I am at my wit's end over this issue on which I seem to have hit the buffers. My coaches don't seem able to suggest anything beyond repeated platitudes about not giving up, and that perseverance will pay off in the end. However, they have already had £500 (and counting) off me, and I cannot go on shelling out tuition fees like this forever. Is there anything more constructive you can suggest?

My answer:

Andrew, your determination and persistence so far are to your credit, and your problem is not uncommon.

It is important to take a step back from swimming for a moment and understand what is going on here, and please forgive me for stating some very obvious things.

The water is a completely unnatural environment for a human being to be in because we cannot breathe when submerged.
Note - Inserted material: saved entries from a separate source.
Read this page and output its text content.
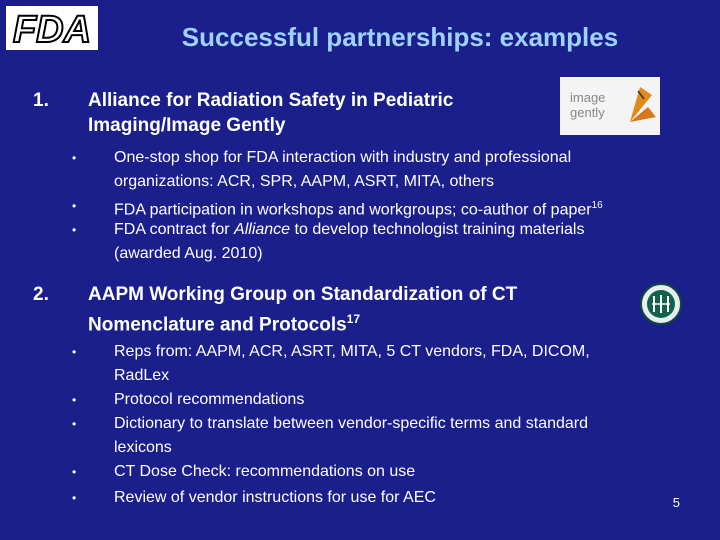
FDA	Successful partnerships: examples
1. Alliance for Radiation Safety in Pediatric
Imaging/Image Gently
image
gently
• One-stop shop for FDA interaction with industry and professional
organizations: ACR, SPR, AAPM, ASRT, MITA, others
• FDA participation in workshops and workgroups; co-author of paper$^{16}$
• FDA contract for Alliance to develop technologist training materials
(awarded Aug. 2010)
2. AAPM Working Group on Standardization of CT
Nomenclature and Protocols$^{17}$
• Reps from: AAPM, ACR, ASRT, MITA, 5 CT vendors, FDA, DICOM,
RadLex
• Protocol recommendations
• Dictionary to translate between vendor-specific terms and standard
lexicons
• CT Dose Check: recommendations on use
• Review of vendor instructions for use for AEC	5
Combined with the fact that swimming is a form of physical exercise that causes our breathing rate to increase, the need for oxygen is therefore doubled.
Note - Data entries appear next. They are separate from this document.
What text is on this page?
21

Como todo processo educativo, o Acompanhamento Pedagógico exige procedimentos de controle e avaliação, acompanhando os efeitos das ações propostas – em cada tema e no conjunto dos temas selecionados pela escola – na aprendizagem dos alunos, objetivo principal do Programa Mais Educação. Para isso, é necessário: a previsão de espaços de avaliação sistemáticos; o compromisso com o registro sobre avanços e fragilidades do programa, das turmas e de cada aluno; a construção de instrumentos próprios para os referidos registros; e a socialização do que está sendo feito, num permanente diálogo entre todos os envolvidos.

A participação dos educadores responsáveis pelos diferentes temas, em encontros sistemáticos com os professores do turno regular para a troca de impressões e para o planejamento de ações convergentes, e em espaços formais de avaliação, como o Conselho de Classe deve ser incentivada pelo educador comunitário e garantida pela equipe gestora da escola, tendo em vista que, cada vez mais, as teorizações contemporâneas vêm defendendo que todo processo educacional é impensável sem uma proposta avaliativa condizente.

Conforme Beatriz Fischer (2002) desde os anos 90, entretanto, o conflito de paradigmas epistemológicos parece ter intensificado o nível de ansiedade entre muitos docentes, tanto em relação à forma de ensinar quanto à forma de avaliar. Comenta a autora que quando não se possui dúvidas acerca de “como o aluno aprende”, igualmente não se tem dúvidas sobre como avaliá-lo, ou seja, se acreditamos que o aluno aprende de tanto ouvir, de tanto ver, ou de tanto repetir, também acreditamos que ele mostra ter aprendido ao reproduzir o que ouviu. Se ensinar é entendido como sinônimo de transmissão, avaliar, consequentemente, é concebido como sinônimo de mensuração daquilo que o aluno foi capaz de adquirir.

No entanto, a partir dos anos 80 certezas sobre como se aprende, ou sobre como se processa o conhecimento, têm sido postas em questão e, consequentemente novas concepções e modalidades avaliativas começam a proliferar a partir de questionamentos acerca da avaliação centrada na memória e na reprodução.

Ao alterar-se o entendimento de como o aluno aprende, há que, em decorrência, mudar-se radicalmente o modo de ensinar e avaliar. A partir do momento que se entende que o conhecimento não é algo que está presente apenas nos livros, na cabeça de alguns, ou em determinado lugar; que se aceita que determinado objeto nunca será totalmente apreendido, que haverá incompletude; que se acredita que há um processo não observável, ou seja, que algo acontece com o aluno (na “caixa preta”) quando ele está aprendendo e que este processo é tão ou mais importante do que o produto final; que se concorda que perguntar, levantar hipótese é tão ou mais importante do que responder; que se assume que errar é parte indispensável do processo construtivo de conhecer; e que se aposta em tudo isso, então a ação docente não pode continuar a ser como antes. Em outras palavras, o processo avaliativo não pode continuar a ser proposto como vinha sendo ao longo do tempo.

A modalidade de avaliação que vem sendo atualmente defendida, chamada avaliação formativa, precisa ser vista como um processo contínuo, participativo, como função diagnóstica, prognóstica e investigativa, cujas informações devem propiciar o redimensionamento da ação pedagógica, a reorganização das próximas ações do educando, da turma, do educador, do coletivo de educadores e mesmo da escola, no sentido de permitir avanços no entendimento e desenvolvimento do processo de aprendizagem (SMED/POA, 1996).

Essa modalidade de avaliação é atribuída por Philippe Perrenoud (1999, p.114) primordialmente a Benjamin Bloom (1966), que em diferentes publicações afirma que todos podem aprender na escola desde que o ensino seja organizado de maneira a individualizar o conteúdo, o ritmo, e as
If you were performing different physical exercises such as running or cycling, your breathing rate would increase, and your body would naturally deal with it as much as your fitness level will allow. In the unnatural swimming pool environment, we have to teach our body to perform the act that comes so naturally on dry land.

The Complete Beginners Guide To Swimming contains much of what you need, from breathing to swimming with good technique. Click here for more information.
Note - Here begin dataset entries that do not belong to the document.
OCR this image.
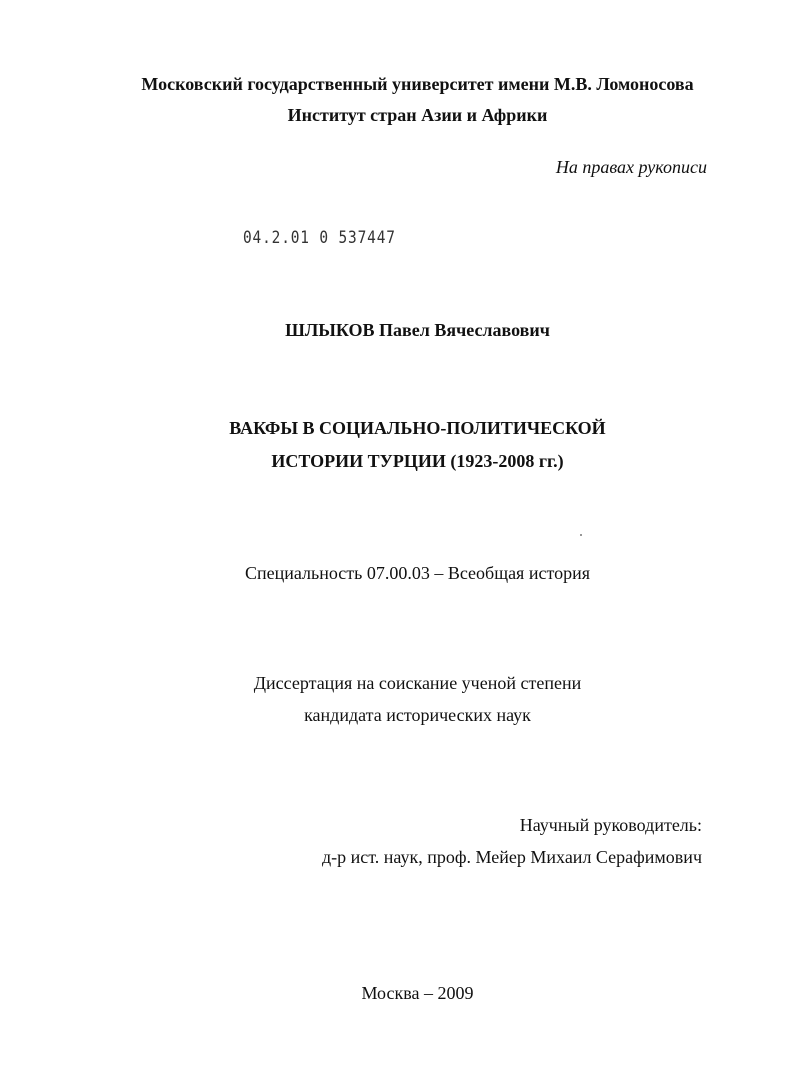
Московский государственный университет имени М.В. Ломоносова

Институт стран Азии и Африки

На правах рукописи

04.2.01 0 537447

ШЛЫКОВ Павел Вячеславович

ВАКФЫ В СОЦИАЛЬНО-ПОЛИТИЧЕСКОЙ

ИСТОРИИ ТУРЦИИ (1923-2008 гг.)

Специальность 07.00.03 – Всеобщая история

Диссертация на соискание ученой степени

кандидата исторических наук

Научный руководитель:

д-р ист. наук, проф. Мейер Михаил Серафимович

Москва – 2009
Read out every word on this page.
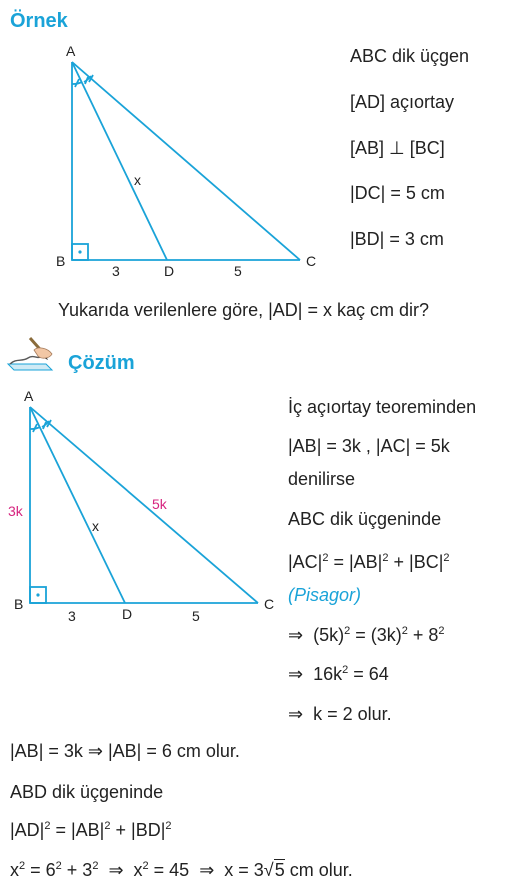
Örnek
A
B	C
D
x
3	5
ABC dik üçgen
[AD] açıortay
[AB] ⊥ [BC]
|DC| = 5 cm
|BD| = 3 cm
Yukarıda verilenlere göre, |AD| = x kaç cm dir?
Çözüm
A
B	C
D
x
3	5
3k	5k
İç açıortay teoreminden
|AB| = 3k , |AC| = 5k
denilirse
ABC dik üçgeninde
$|AC|^2 = |AB|^2 + |BC|^2$
(Pisagor)
⇒  $(5k)^2 = (3k)^2 + 8^2$
⇒  $16k^2 = 64$
⇒ k = 2 olur.
|AB| = 3k ⇒ |AB| = 6 cm olur.
ABD dik üçgeninde
$|AD|^2 = |AB|^2 + |BD|^2$
$x^2 = 6^2 + 3^2$  ⇒  $x^2 = 45$  ⇒  x = 3√5 cm olur.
The two most common problems encountered by adults learning to swim are an inability to relax and hold their breath without knowing they are doing so.

So, off your swim with muscles and joints tensed in the knowledge that you cannot breathe. You hold your breath for 10 or 20 seconds and then need oxygen. You raise your head above the surface and quickly have to breathe out and then in again in half a second; your mouth might be out of the water if you are lucky. You swallow water, cough, choke, clear your lungs and then attempt to continue, more tense and anxious than before. And so the vicious circle goes around.

Forget swimming a particular stroke for a moment and focus on breathing in the water. Walk along in about shoulder depth submerging your face and blowing out into the water. Take large lung fulls of air and exhale slowly into the water, carefully controlling your breathing.

Easy stuff, I hear you say. Maybe even slightly childlike. Whilst this may be true, many adults focus so much on what they are supposed to be doing with their arms and legs that they instinctively hold their breath, which then accelerates the need for oxygen.

Practice gliding to and from the side for short distances and breathe out into the water as you do so. Perform this slowly and stand up before you need to breathe, not when you have run out of oxygen, so breathing in again is comfortable, and you are not gasping for air.

Note that I am constantly saying to do things slowly. The slower you perform, the more relaxed you will become, and the easier everything will be over time. There should be no urgency in your swimming; the more relaxed your movements, the more natural inhaling and exhaling will become.

You can then combine your breathing technique with the correct movement for the corresponding swimming stroke you are learning, rolling the head to the side for the front crawl and lifting to face forwards for breaststroke. If you are exhaling into the water, then at the point of breathing in again (which, I repeat, should be long before you are completely out of oxygen), inhalation is all that is required.

Swim short, comfortable distances before attempting longer, more physically demanding distances.